Use bulk herbs for this.  As you know, we love the herbs from these folks:  Pour 1c. boiling water over 1tsp. peppermint leaves and 1tsp. green or black tea.  Steep for 3 min.  Less if you don't like it fairly strong.  Sweeten with honey to taste.  Also a great gift for your tea-drinking friends - give them the bulk herbs already mixed, with directions for brewing. 

This is one way to bless my family without too much hassle and guilt.  Enjoy!

posted by Danneca

Thursday, December 3, 2009

a picture of the advent calendar

Here's a quick picture of the advent calendar I made after seeing it in a catalog.  I'm very happy with the way it turned out.  I couldn't get a nice looking picture, so sorry about that.  And I took it on the side where you can't really see the numbers, but they're there, on the other side.  See that first one on the far left, all askew?  That's after I got it all made and pretty looking and a certain child clipped the ribbon really really short.  Lovely.  So I had to make do. 

Tuesday, December 1, 2009

"For to us a child is born. . . "

For to us a child is born,
       to us a son is given,
       and the government will be on his shoulders.
       And he will be called
       Wonderful Counselor, Mighty God,
       Everlasting Father, Prince of Peace.
 (Isaiah 9:6)

Now that the Advent season is upon us, I am faced with the challenge of conveying to my children the real meaning of all the preparations for December 25th.  Actually, I should back up and say that I am faced with the blessing of conveying this to my children.  It is a blessing to be able to try to convey the magnitude, the miracle, the wonder of it all!  But I will say it is also a challenge.  How do you celebrate Christmas with young children and not have it be all about the presents?

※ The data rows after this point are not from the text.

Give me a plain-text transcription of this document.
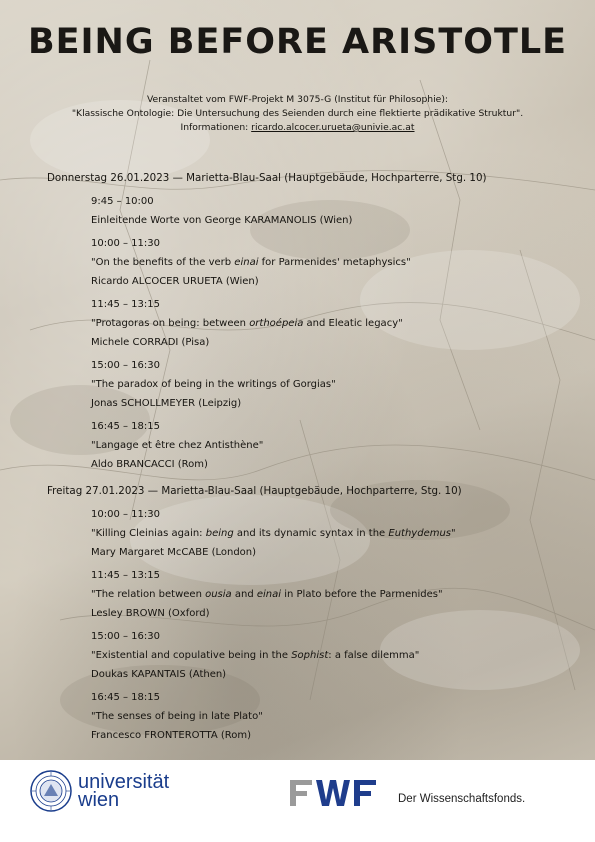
BEING BEFORE ARISTOTLE
Veranstaltet vom FWF-Projekt M 3075-G (Institut für Philosophie):
"Klassische Ontologie: Die Untersuchung des Seienden durch eine flektierte prädikative Struktur".
Informationen: ricardo.alcocer.urueta@univie.ac.at
Donnerstag 26.01.2023 — Marietta-Blau-Saal (Hauptgebäude, Hochparterre, Stg. 10)
9:45 – 10:00
Einleitende Worte von George KARAMANOLIS (Wien)
10:00 – 11:30
"On the benefits of the verb einai for Parmenides' metaphysics"
Ricardo ALCOCER URUETA (Wien)
11:45 – 13:15
"Protagoras on being: between orthoépeia and Eleatic legacy"
Michele CORRADI (Pisa)
15:00 – 16:30
"The paradox of being in the writings of Gorgias"
Jonas SCHOLLMEYER (Leipzig)
16:45 – 18:15
"Langage et être chez Antisthène"
Aldo BRANCACCI (Rom)
Freitag 27.01.2023 — Marietta-Blau-Saal (Hauptgebäude, Hochparterre, Stg. 10)
10:00 – 11:30
"Killing Cleinias again: being and its dynamic syntax in the Euthydemus"
Mary Margaret McCABE (London)
11:45 – 13:15
"The relation between ousia and einai in Plato before the Parmenides"
Lesley BROWN (Oxford)
15:00 – 16:30
"Existential and copulative being in the Sophist: a false dilemma"
Doukas KAPANTAIS (Athen)
16:45 – 18:15
"The senses of being in late Plato"
Francesco FRONTEROTTA (Rom)
universität
wien	Der Wissenschaftsfonds.
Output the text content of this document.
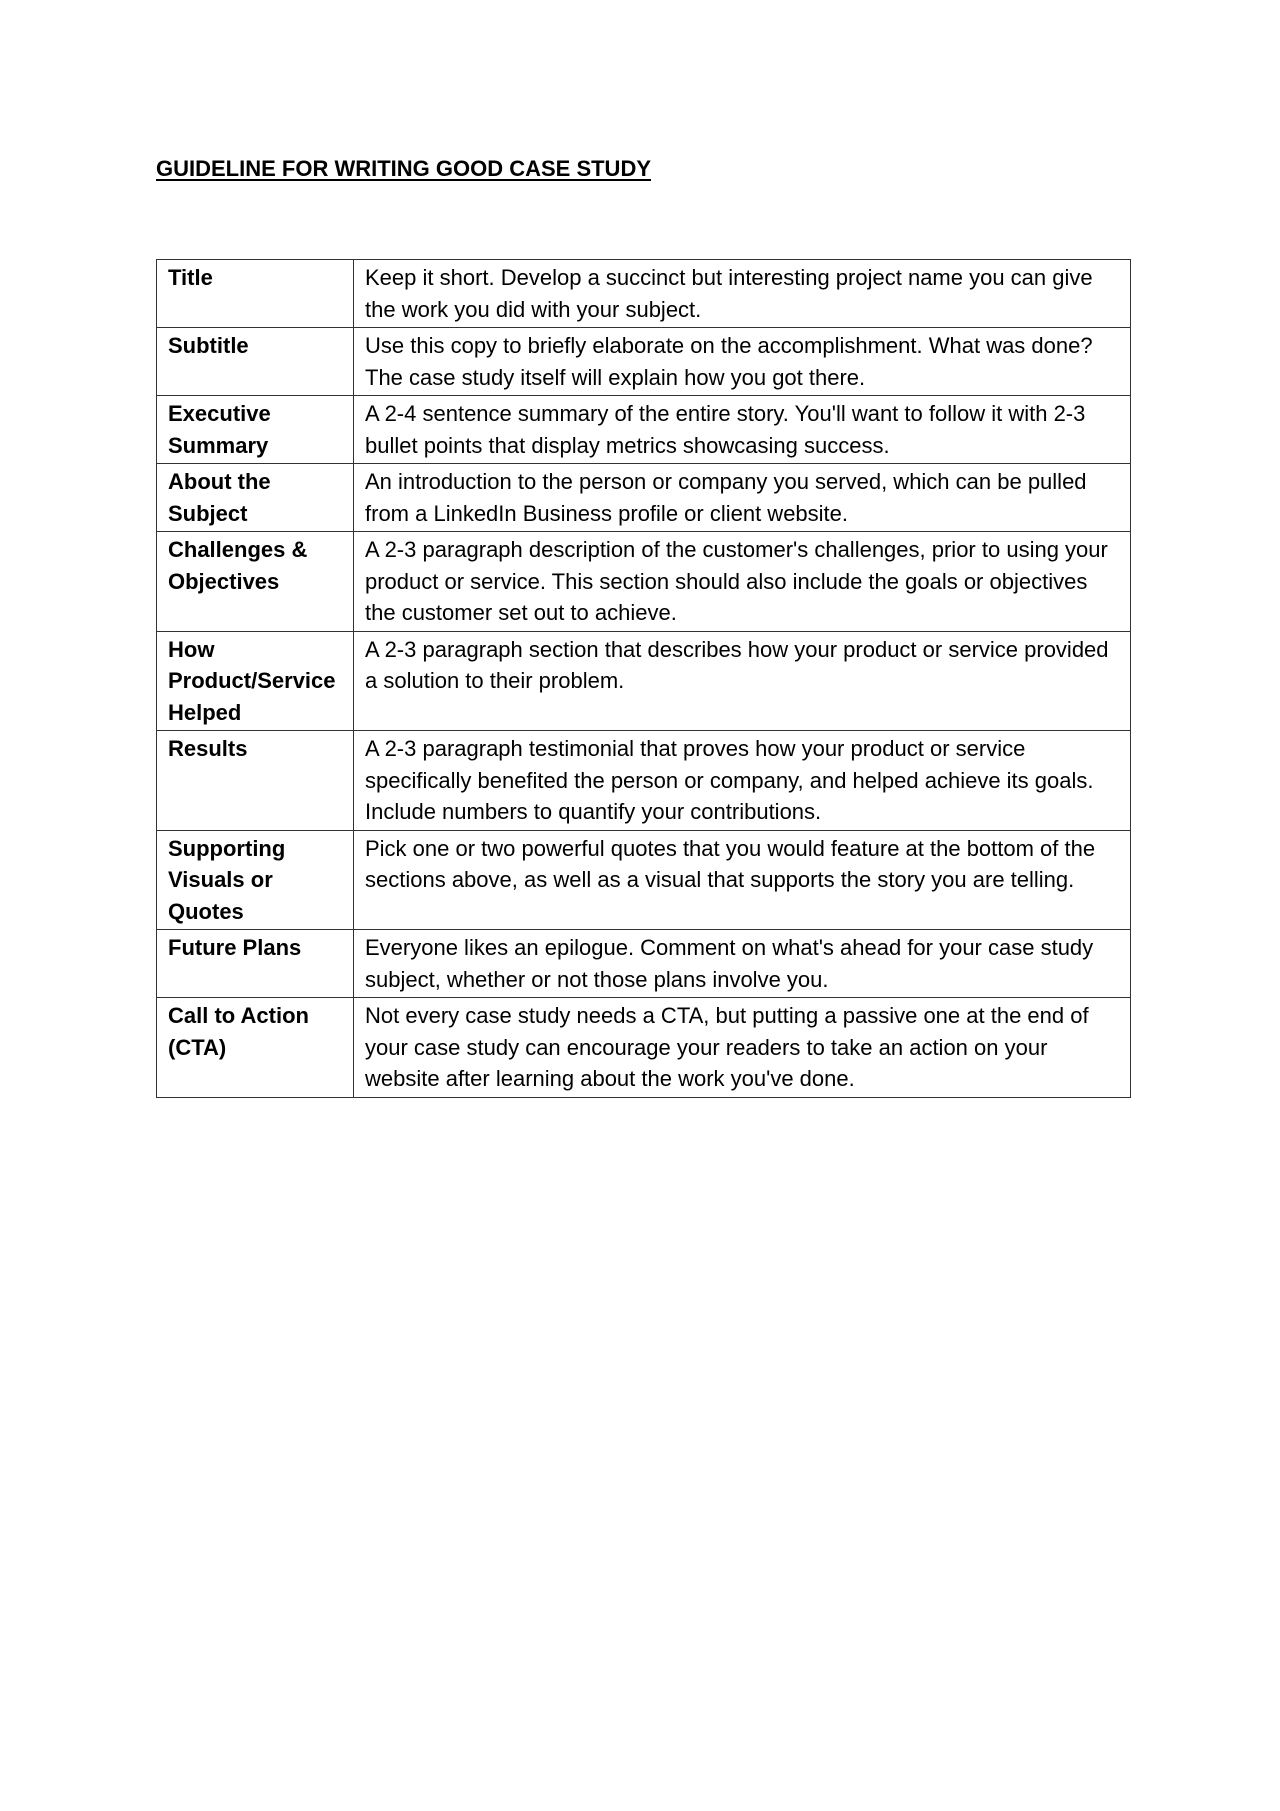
GUIDELINE FOR WRITING GOOD CASE STUDY
Title	Keep it short. Develop a succinct but interesting project name you can give the work you did with your subject.
Subtitle	Use this copy to briefly elaborate on the accomplishment. What was done? The case study itself will explain how you got there.
Executive Summary	A 2-4 sentence summary of the entire story. You'll want to follow it with 2-3 bullet points that display metrics showcasing success.
About the Subject	An introduction to the person or company you served, which can be pulled from a LinkedIn Business profile or client website.
Challenges & Objectives	A 2-3 paragraph description of the customer's challenges, prior to using your product or service. This section should also include the goals or objectives the customer set out to achieve.
How Product/Service Helped	A 2-3 paragraph section that describes how your product or service provided a solution to their problem.
Results	A 2-3 paragraph testimonial that proves how your product or service specifically benefited the person or company, and helped achieve its goals. Include numbers to quantify your contributions.
Supporting Visuals or Quotes	Pick one or two powerful quotes that you would feature at the bottom of the sections above, as well as a visual that supports the story you are telling.
Future Plans	Everyone likes an epilogue. Comment on what's ahead for your case study subject, whether or not those plans involve you.
Call to Action (CTA)	Not every case study needs a CTA, but putting a passive one at the end of your case study can encourage your readers to take an action on your website after learning about the work you've done.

Well, in some ways, it is all about the presents and there's no way getting around that.  When you are a little kid, the excitement of it, the anticipation, the wonder gets mixed in with presents.  And that's okay, in my opinion, as long as it doesn't get out of hand.  We tend to let them get excited about anticipating presents, but also reign them in when it feels like they are just selfishly wishing and hoping. 
I think a big (very very big) way to help your children not focus on presents (or just "things" in general) is to limit their television watching.  I know lots of people say that, but I see a very big different in my children's attitudes when they have been watching tv and when they haven't.  We don't own a television.  That's for another post though . . .we won't get into that now. 

So having said that, some practical things we do:
+We do an advent reading every night.  It's short and sweet.  We light our advent candle, we read Scripture, and we sing a song.  Then they get a small treat. 
+We tell them the story of Christ's birth over and over and over again.  We read books about it.  We focus on it as much as we can while we're decorating and baking and partying.
+This year we're also doing a Jesse tree.  I'm sure most of you have heard of it.  There are a lot of resources out there to do this.  We're using this book.

Oh, and in case anyone is wondering about Santa Claus.  We tell our kids about the real Santa Claus, Saint Nicholas.  There are plenty of books out there to read about Saint Nicholas.  I just recently found several I hadn't read at my local library.  We have this book and I like it a lot too.  Everyone does the Santa Claus thing differently and I tend to not want to mettle with your way of doing things when it comes to St. Nick.  Do whatever you feel is right.

Lastly, I got several Christmas book suggestions from here, if you're interested.  She has several along her sidebar.

So there you go.  My ideas.  Anyone want to share your ideas?